No entanto, segundo a advogada, os direitos dos trabalhadores negros são iguais aos de todos os brasileiros e não existem leis específicas sobre discriminação racial nos locais de trabalho. "Isso porque toda e qualquer discriminação sobre raça, sexo, homossexualismo e outros está proibida no artigo 5º da Constituição Federal, que trata dos direitos e deveres individuais e coletivos", explica ela. Por outro lado, em 1965, o governo brasileiro ratificou a Convenção 111 da Organização Internacional do Trabalho - OIT e, em 1995, solicitou a cooperação técnica da organização para a implementação dos compromissos assumidos anteriormente, que envolviam formular e aplicar uma política nacional que buscasse a igualdade de oportunidades e tratamento, em matéria de emprego e profissão. Segundo Silva, a convenção ainda não está sendo cumprida pelas empresas, com exceção de algumas multinacionais, que estão começando a implementar programas de diversidade e promoção da igualdade.

De acordo com Oliveira, a discriminação racial no mercado de trabalho tem diminuído ao longo do tempo, porque os negros têm tido mais acesso à escola ou mesmo à universidade. "A falta de escolaridade é crucial para os brasileiros, com perda maior para os negros, que também são pobres", argumenta. Silva, por outro lado, considera que a discriminação racial no mercado de trabalho tem mudado de forma. "O governo já admite que há [racismo no Brasil] e está se propondo, a partir de muita pressão do movimento negro e de outros grupos organizados, a pensar, criar e promover políticas públicas que possam reverter esse quadro", comenta a socióloga.

Fatores sócio-econômicos
Nas seis regiões metropolitanas analisadas pelo Dieese, embora haja diferenças de região para região, as taxas de desemprego são maiores entre os negros do que entre os não-negros. Em Salvador, por exemplo, onde são encontradas as maiores taxas em ambos os casos, 29,0% dos negros encontram-se desempregados, enquanto a taxa entre não-negros é de 19,9%. Em São Paulo, essas taxas são de 23,9% e 16,7%, entre negros e não-negros, respectivamente. Além disso, as mulheres, tanto negras como não-negras, têm taxas de desemprego superiores às médias, em todas as regiões pesquisadas, enquanto as taxas entres os homens, tanto negros como não-negros, são sempre inferiores às médias. Entre os quatro grupos, as mulheres negras têm as maiores taxas de desemprego e os homens não-negros, as menores (Tabela 2).

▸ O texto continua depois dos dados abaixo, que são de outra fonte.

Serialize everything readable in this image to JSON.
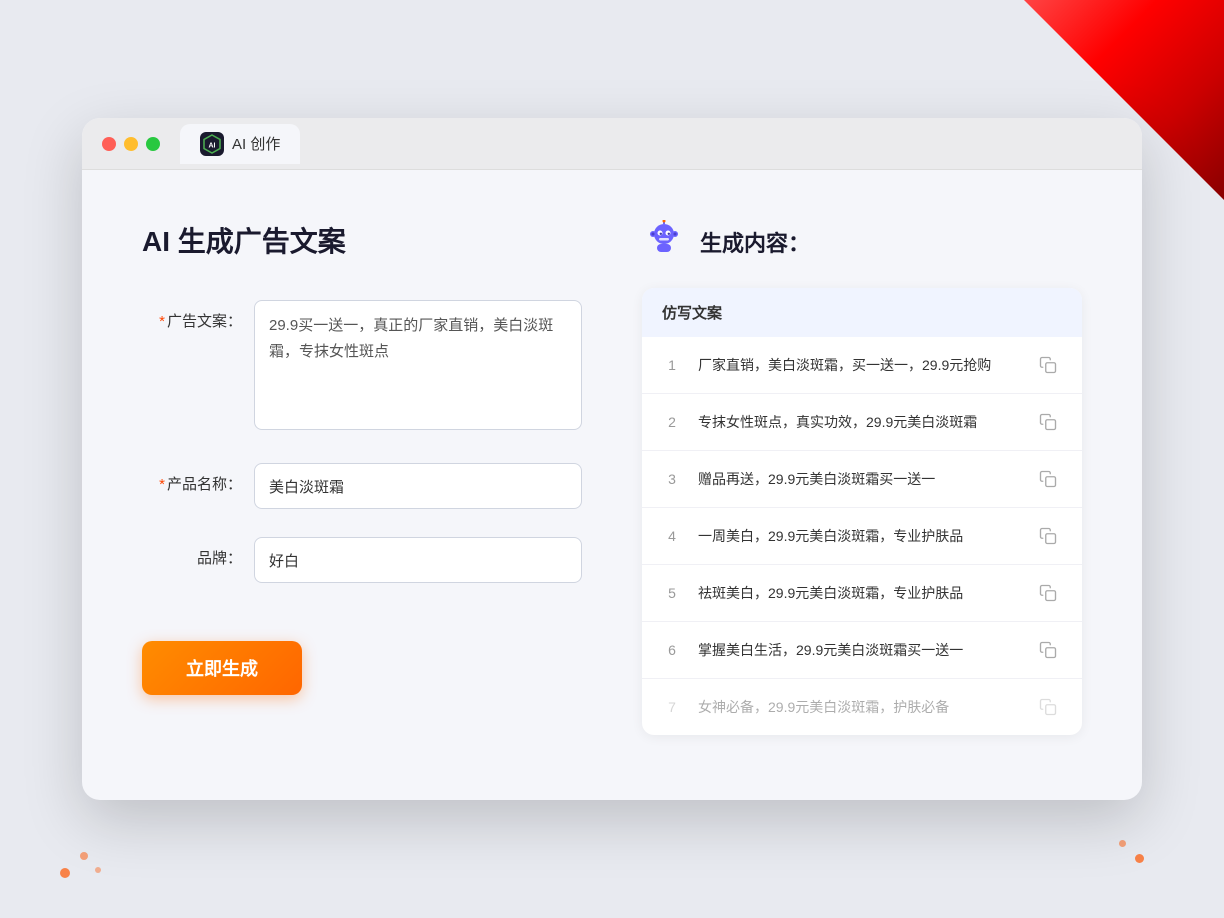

Tabela 2 - Taxas de desemprego total, por sexo e cor
Regiões metropolitanas do Brasil - 2002

Regiões Metropolitanas
Negros
Não-Negros
Total Mulheres Homens Total Mulheres Homens
Belo Horizonte 19,9 22,4 17,9 16,1 19,9 12,8
Distrito Federal 23,0 25,2 21,0 17,2 21,2 13,3
Porto Alegre 22,7 24,7 20,8 14,9 17,9 12,5
Recife 22,4 25,8 19,8 19,1 23,3 15,3
Salvador 29,0 32,0 26,2 19,9 21,9 17,9
São Paulo 23,9 27,4 21,0 16,7 20,1 14,0

Fonte: Convênio DIEESE/SEADE, MTE/FAT e convênios regionais.
PED - Pesquisa de Emprego e Desemprego Elaboração: DIEESE
Obs.: (a) Dados com base na média do período de janeiro a junho de 2002
(b) Negros inclui pretos e pardos. Não-negros inclui brancos e amarelos

Com relação às condições de vida, os níveis de pobreza e indigência mostram que os pardos e os pretos vivem em condições mais precárias do que os brancos: 48,4% dos pardos são pobres e 22,3%, indigentes; as proporções entre pretos são 42,9% e 18,3%, de pobres e indigentes, respectivamente; enquanto 22,6% dos brancos são pobres e 8,1% são indigentes. É importante ainda notar que, em números absolutos, os pardos pobres (30.041) e indigentes (13.841), somados aos pretos pobres (3.597) e indigentes (1.533), são em maior número do que os brancos pobres (19.008) e indigentes (6.862) (dados de 1999, apresentados no Boletim Dieese - Novembro de 2001).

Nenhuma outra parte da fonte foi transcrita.